I get the following JDBC error when reading data:

[Databricks][JDBCDriver](500313) Error getting the data value from result set: Column13:
[Databricks][JDBCDriver](500312) Error in fetching data rows: Timestamp Conversion has failed.

The Databricks TIMESTAMP type supports a wider value range than Java's Timestamp type. When a value falls outside the Java range, the JDBC driver throws this error. To fix it, cast the column to STRING in the column parameter:

"column": ["CAST(col_timestamp AS STRING)"]

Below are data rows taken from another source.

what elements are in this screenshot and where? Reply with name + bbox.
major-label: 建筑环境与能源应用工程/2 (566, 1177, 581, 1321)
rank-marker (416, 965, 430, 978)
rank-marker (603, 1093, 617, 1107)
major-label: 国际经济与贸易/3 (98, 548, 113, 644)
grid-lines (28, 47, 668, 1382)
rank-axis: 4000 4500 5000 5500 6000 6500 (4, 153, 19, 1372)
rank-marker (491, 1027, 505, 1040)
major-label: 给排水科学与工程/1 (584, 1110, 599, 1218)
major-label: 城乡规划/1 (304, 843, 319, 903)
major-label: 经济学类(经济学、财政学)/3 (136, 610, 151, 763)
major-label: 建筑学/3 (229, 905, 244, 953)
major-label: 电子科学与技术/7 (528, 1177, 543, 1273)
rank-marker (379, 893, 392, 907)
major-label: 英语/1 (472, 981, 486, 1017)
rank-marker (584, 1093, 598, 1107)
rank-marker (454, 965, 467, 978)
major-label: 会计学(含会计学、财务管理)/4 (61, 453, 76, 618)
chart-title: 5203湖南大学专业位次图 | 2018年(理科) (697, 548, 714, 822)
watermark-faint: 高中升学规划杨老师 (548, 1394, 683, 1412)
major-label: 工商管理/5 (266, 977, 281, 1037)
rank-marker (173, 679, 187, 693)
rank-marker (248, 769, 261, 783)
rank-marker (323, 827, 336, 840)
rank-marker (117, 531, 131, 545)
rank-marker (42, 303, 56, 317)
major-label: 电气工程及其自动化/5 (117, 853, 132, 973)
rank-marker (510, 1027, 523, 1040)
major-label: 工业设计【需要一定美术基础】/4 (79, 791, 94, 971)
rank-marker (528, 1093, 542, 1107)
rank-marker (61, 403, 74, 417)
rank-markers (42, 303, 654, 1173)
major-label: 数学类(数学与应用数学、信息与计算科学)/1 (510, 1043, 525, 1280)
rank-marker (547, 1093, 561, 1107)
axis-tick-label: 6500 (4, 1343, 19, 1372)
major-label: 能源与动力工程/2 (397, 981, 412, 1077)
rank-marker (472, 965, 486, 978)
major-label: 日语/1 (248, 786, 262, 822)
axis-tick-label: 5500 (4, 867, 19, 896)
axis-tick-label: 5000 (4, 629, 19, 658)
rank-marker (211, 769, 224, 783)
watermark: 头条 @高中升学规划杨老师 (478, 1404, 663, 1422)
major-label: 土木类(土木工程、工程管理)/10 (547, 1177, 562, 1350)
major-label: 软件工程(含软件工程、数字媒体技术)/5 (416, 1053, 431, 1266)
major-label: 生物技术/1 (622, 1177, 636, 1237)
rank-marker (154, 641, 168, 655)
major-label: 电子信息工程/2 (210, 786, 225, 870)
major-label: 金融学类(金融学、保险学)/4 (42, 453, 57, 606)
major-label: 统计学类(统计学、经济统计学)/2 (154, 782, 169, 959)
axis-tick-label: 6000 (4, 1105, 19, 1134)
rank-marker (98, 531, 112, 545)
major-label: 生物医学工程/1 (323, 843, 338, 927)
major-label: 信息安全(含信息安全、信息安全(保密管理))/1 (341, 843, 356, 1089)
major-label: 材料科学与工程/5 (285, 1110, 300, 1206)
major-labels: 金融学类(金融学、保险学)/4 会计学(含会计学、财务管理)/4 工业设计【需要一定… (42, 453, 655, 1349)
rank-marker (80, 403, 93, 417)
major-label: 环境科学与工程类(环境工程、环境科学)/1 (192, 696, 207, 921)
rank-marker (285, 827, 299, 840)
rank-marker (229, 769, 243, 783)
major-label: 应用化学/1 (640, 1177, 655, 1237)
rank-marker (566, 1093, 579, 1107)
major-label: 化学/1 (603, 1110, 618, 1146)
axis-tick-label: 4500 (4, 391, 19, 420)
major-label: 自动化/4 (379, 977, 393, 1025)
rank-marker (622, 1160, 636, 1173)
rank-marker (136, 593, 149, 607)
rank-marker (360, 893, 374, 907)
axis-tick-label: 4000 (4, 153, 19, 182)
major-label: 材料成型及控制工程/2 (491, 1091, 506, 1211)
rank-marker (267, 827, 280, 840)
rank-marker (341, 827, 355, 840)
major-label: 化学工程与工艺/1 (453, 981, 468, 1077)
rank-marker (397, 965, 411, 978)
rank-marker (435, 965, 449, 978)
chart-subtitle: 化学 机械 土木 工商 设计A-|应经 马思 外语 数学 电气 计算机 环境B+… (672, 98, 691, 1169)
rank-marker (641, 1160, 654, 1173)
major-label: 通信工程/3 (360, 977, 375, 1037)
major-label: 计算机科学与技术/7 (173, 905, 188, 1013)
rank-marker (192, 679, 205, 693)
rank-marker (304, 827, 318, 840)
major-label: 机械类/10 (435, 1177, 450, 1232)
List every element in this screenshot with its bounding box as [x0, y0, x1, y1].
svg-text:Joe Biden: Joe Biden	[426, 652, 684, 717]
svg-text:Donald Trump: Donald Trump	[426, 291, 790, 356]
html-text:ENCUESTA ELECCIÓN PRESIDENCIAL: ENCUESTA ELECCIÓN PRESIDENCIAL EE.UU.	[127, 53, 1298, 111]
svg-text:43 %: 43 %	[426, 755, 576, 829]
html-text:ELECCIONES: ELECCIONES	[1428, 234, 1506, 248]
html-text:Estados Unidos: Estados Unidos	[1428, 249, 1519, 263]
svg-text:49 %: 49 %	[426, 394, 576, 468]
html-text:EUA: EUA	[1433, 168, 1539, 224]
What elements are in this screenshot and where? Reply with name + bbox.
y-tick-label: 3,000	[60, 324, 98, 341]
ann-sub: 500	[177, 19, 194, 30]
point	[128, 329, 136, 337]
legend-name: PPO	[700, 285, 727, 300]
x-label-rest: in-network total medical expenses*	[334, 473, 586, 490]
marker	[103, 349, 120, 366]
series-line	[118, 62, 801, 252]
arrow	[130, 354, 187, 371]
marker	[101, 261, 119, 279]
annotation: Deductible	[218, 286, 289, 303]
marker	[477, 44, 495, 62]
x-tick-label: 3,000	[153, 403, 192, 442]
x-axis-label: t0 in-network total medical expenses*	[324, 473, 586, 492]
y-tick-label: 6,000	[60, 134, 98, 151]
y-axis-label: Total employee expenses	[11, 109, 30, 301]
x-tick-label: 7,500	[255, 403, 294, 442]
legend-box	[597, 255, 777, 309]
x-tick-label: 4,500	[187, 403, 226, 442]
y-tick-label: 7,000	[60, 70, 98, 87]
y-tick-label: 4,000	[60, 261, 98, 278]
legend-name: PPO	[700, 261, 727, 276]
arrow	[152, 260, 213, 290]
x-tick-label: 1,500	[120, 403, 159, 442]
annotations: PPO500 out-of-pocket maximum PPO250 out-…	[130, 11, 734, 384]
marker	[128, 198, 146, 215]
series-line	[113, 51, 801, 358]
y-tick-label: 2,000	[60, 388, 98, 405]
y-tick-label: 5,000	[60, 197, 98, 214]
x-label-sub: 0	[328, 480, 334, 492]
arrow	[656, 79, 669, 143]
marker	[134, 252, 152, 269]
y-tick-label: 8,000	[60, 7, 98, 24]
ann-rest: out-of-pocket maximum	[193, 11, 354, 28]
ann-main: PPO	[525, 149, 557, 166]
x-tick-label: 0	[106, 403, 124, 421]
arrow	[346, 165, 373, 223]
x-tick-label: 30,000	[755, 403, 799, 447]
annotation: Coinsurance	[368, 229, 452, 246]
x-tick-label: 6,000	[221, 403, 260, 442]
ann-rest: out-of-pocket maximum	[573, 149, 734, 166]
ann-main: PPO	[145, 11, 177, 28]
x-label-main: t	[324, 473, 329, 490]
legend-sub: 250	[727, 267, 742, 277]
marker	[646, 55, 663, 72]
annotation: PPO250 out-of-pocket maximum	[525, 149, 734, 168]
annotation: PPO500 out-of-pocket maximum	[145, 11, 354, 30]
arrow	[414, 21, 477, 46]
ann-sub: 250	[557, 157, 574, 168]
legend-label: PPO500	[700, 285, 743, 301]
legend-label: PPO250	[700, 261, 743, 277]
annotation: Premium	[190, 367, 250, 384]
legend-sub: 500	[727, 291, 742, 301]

Appendix: Script sample and parameters

Reader script sample

Use the following JSON as a starting point for script mode. See Configure an offline synchronization task in script mode for the full script structure.

{
  "type": "job",
  "version": "2.0",
  "steps": [
    {
      "stepType": "databricks",
      "parameter": {
        "datasource": "databricks",
        "schema": "schema1",
        "table": "table1",
        "readMode": "jdbc",
        "where": "id>1",
        "splitPk": "id",
        "column": [
          "c1",
          "c2"
        ]
      },
      "name": "Reader",
      "category": "reader"
    },
    {
      "stepType": "stream",
      "parameter": {},
      "name": "Writer",
      "category": "writer"
    }
  ],
  "setting": {
    "errorLimit": {
      "record": "0"
    },
    "speed": {
      "concurrent": 1
    }
  }
}

Reader parameters

Parameter

Description

Required

Default

datasource

The name of the DataWorks data source.

Yes

N/A

column

A JSON array of column names to synchronize. Supports column pruning, column reordering, and constant expressions. Follows Databricks SQL syntax. Example: ["id", "1", "'const name'", "null", "upper('abc_lower')", "2.3", "true"]. Cannot be empty.

Yes

N/A

schema

The schema to synchronize.

Yes

N/A

table

The table to synchronize. One table per task.

Yes

N/A

splitPk

The column used for data partitioning. Enables concurrent tasks to improve throughput. Use the primary key when possible—primary keys are typically distributed evenly, which avoids data hotspots. Supports integer types only; floating-point, string, and date types are not supported.

No

N/A

where

A filter condition for the SELECT statement. Use this to implement incremental synchronization—for example, gmt_create>${bizdate}. If omitted, the task synchronizes the entire table.

No

N/A

readMode

The data read mode. Only jdbc is supported.